Eggnog Was Limitless, Monroe, Pennsylvania
By Bambi T. | Posted Friday November 30, 2012
I came from a poor family. We always struggled, but we made it. Even in poverty we had some good days. One way or another, we went on. We suffered times of fear, but things would get better. We never became wealthy, by any means, but we stayed a step ahead of being completely destitute. That was so many years ago. I never thought of becoming rich. Life was bearable with a few good surprises along the way. My father would tell us of the extreme poverty during the depression. We felt grateful that things weren’t that bad. We could eat, even if it wasn’t always what we wanted, we could eat. And there were times we could eat exactly what we liked. On Christmas, we could afford the luxury of unlimited eggnog.
I am now 58-years-old. My parents have passed on. Over the past eight years or so, it has become harder to survive. The past few years, being “a step ahead” has become a mere illusion. Fear is my constant companion now. Fear of homelessness is suffocating me. I was homeless with my kids some years back. But I managed to maintain a rental yet again. Am I now destitute? I don’t know. I do know that I live second to second. My two older kids are grown, out in the world with their own struggles. It is now my youngest daughter, who is 19 and in the autistic spectrum, and myself. It is also the 4 rescued cats that no one wanted. It is the 8 stray cats that people have dumped for me to feed. I no longer have a car. The local welfare bus takes us to medical appointments. My health is becoming worse from riding that bus for hours and hours, sometimes never even reaching the destination. That’s another story.
I am thankful that I still have phone service. Yet, like many days, I have to be on it for hours pleading with utility companies to not raise our rates, to not cut off our services and to feel like dirt because they always make it a point to tell me I have a responsibility to pay my bills.

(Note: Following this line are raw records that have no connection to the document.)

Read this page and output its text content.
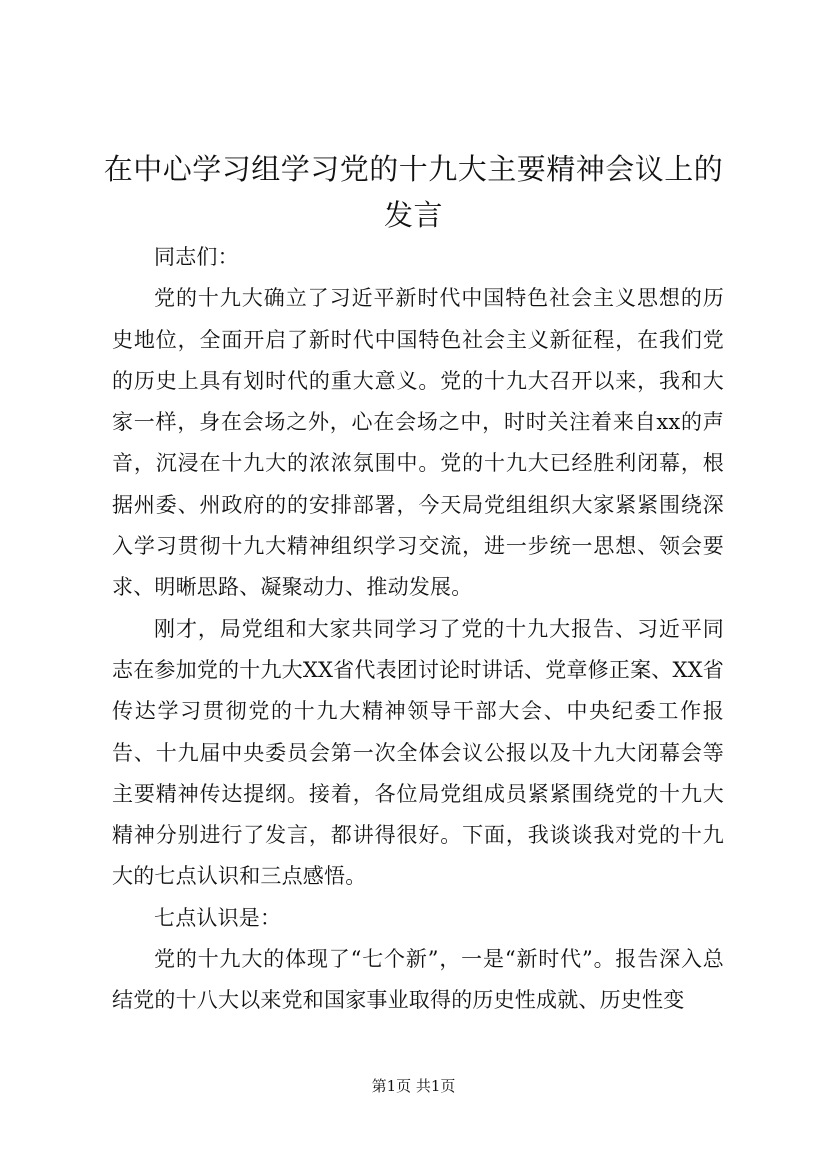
在中心学习组学习党的十九大主要精神会议上的发言

同志们：

党的十九大确立了习近平新时代中国特色社会主义思想的历史地位，全面开启了新时代中国特色社会主义新征程，在我们党的历史上具有划时代的重大意义。党的十九大召开以来，我和大家一样，身在会场之外，心在会场之中，时时关注着来自xx的声音，沉浸在十九大的浓浓氛围中。党的十九大已经胜利闭幕，根据州委、州政府的的安排部署，今天局党组组织大家紧紧围绕深入学习贯彻十九大精神组织学习交流，进一步统一思想、领会要求、明晰思路、凝聚动力、推动发展。

刚才，局党组和大家共同学习了党的十九大报告、习近平同志在参加党的十九大XX省代表团讨论时讲话、党章修正案、XX省传达学习贯彻党的十九大精神领导干部大会、中央纪委工作报告、十九届中央委员会第一次全体会议公报以及十九大闭幕会等主要精神传达提纲。接着，各位局党组成员紧紧围绕党的十九大精神分别进行了发言，都讲得很好。下面，我谈谈我对党的十九大的七点认识和三点感悟。

七点认识是：

党的十九大的体现了“七个新”，一是“新时代”。报告深入总结党的十八大以来党和国家事业取得的历史性成就、历史性变

第1页 共1页
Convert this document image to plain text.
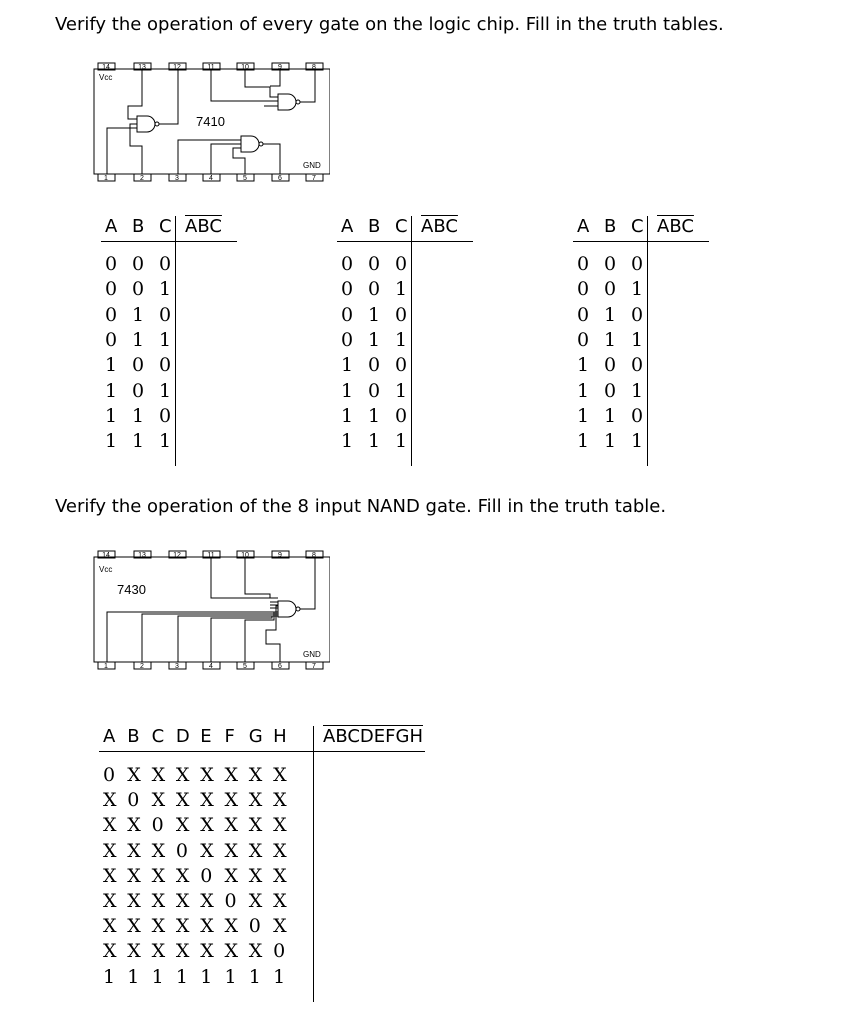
Verify the operation of every gate on the logic chip. Fill in the truth tables.
Verify the operation of the 8 input NAND gate. Fill in the truth table.
14	13	12	11	10	9	8
1	2	3	4	5	6	7
Vcc
GND
7410
14	13	12	11	10	9	8
1	2	3	4	5	6	7
Vcc
GND
7430
A B C $\overline{ABC}$
0 0 0
0 0 1
0 1 0
0 1 1
1 0 0
1 0 1
1 1 0
1 1 1
A B C $\overline{ABC}$
0 0 0
0 0 1
0 1 0
0 1 1
1 0 0
1 0 1
1 1 0
1 1 1
A B C $\overline{ABC}$
0 0 0
0 0 1
0 1 0
0 1 1
1 0 0
1 0 1
1 1 0
1 1 1
A B C D E F G H ABCDEFGH
0 X X X X X X X
X 0 X X X X X X
X X 0 X X X X X
X X X 0 X X X X
X X X X 0 X X X
X X X X X 0 X X
X X X X X X 0 X
X X X X X X X 0
1 1 1 1 1 1 1 1
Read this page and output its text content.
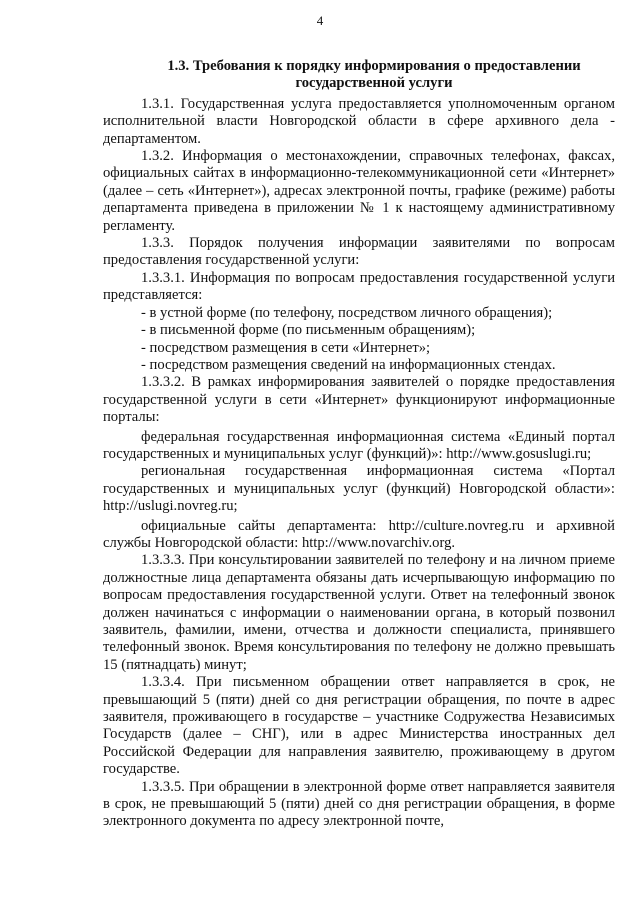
4
1.3. Требования к порядку информирования о предоставлении государственной услуги

1.3.1. Государственная услуга предоставляется уполномоченным органом исполнительной власти Новгородской области в сфере архивного дела - департаментом.

1.3.2. Информация о местонахождении, справочных телефонах, факсах, официальных сайтах в информационно-телекоммуникационной сети «Интернет» (далее – сеть «Интернет»), адресах электронной почты, графике (режиме) работы департамента приведена в приложении № 1 к настоящему административному регламенту.

1.3.3. Порядок получения информации заявителями по вопросам предоставления государственной услуги:

1.3.3.1. Информация по вопросам предоставления государственной услуги представляется:

- в устной форме (по телефону, посредством личного обращения);

- в письменной форме (по письменным обращениям);

- посредством размещения в сети «Интернет»;

- посредством размещения сведений на информационных стендах.

1.3.3.2. В рамках информирования заявителей о порядке предоставления государственной услуги в сети «Интернет» функционируют информационные порталы:

федеральная государственная информационная система «Единый портал государственных и муниципальных услуг (функций)»: http://www.gosuslugi.ru;

региональная государственная информационная система «Портал государственных и муниципальных услуг (функций) Новгородской области»: http://uslugi.novreg.ru;

официальные сайты департамента: http://culture.novreg.ru и архивной службы Новгородской области: http://www.novarchiv.org.

1.3.3.3. При консультировании заявителей по телефону и на личном приеме должностные лица департамента обязаны дать исчерпывающую информацию по вопросам предоставления государственной услуги. Ответ на телефонный звонок должен начинаться с информации о наименовании органа, в который позвонил заявитель, фамилии, имени, отчества и должности специалиста, принявшего телефонный звонок. Время консультирования по телефону не должно превышать 15 (пятнадцать) минут;

1.3.3.4. При письменном обращении ответ направляется в срок, не превышающий 5 (пяти) дней со дня регистрации обращения, по почте в адрес заявителя, проживающего в государстве – участнике Содружества Независимых Государств (далее – СНГ), или в адрес Министерства иностранных дел Российской Федерации для направления заявителю, проживающему в другом государстве.

1.3.3.5. При обращении в электронной форме ответ направляется заявителя в срок, не превышающий 5 (пяти) дней со дня регистрации обращения, в форме электронного документа по адресу электронной почте,
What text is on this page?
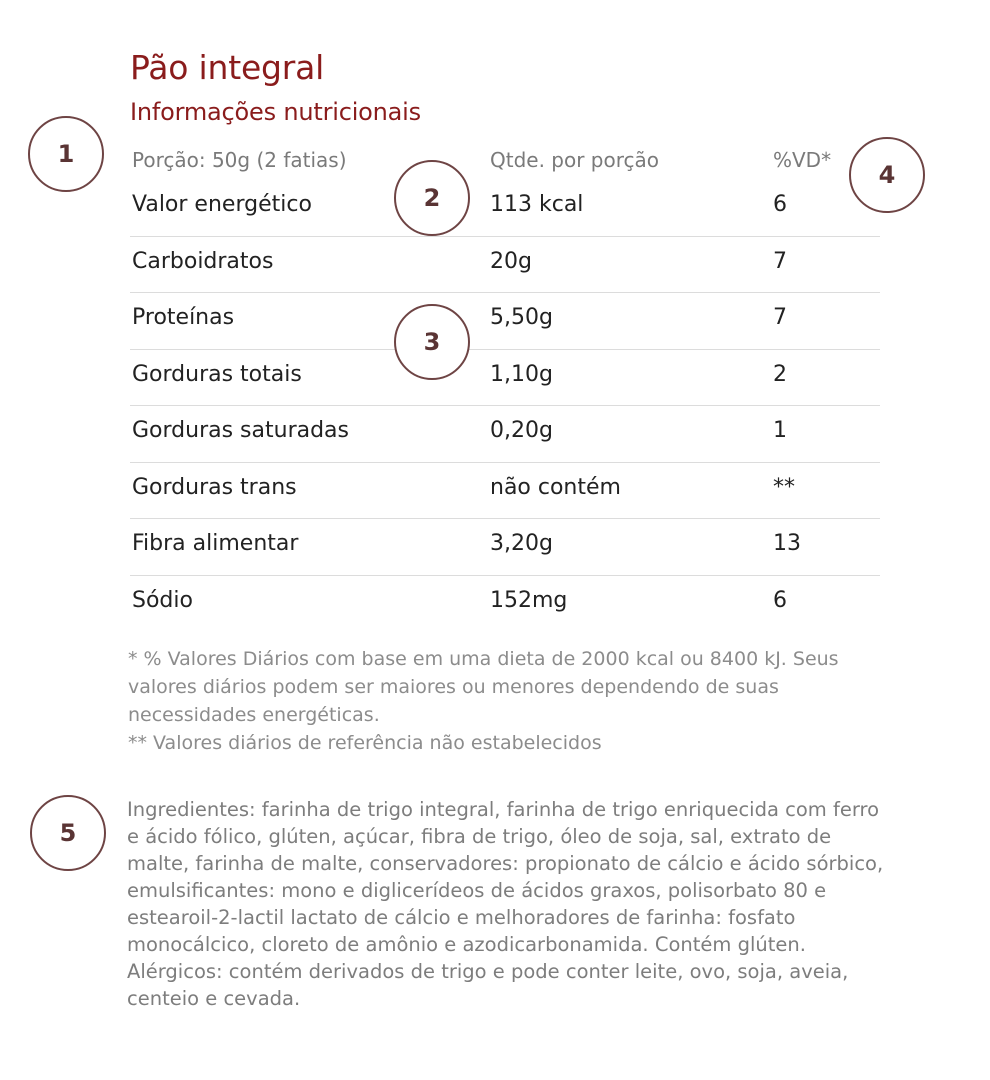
Pão integral
Informações nutricionais
Porção: 50g (2 fatias)	Qtde. por porção	%VD*
Valor energético	113 kcal	6
Carboidratos	20g	7
Proteínas	5,50g	7
Gorduras totais	1,10g	2
Gorduras saturadas	0,20g	1
Gorduras trans	não contém	**
Fibra alimentar	3,20g	13
Sódio	152mg	6

* % Valores Diários com base em uma dieta de 2000 kcal ou 8400 kJ. Seus valores diários podem ser maiores ou menores dependendo de suas necessidades energéticas.

** Valores diários de referência não estabelecidos

Ingredientes: farinha de trigo integral, farinha de trigo enriquecida com ferro e ácido fólico, glúten, açúcar, fibra de trigo, óleo de soja, sal, extrato de malte, farinha de malte, conservadores: propionato de cálcio e ácido sórbico, emulsificantes: mono e diglicerídeos de ácidos graxos, polisorbato 80 e estearoil-2-lactil lactato de cálcio e melhoradores de farinha: fosfato monocálcico, cloreto de amônio e azodicarbonamida. Contém glúten. Alérgicos: contém derivados de trigo e pode conter leite, ovo, soja, aveia, centeio e cevada.
1
2
3
4
5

I know this already. Am I dirt? I worked very hard for many years. Now my health is so poor that I can no longer do it. I could go on for hours and hours, telling about the struggle to survive, but that is life now for the 99%.
It will be Christmas in a few weeks. I was in Walmart the other day. Eggnog is over two dollars per quart. Just looking at all the bottles of it was frightening. I can not entertain the thought of buying just one quart. Buying one quart of eggnog would mean I wouldn’t be able to afford the co-pay for a much needed prescription. I had to tell my daughter no.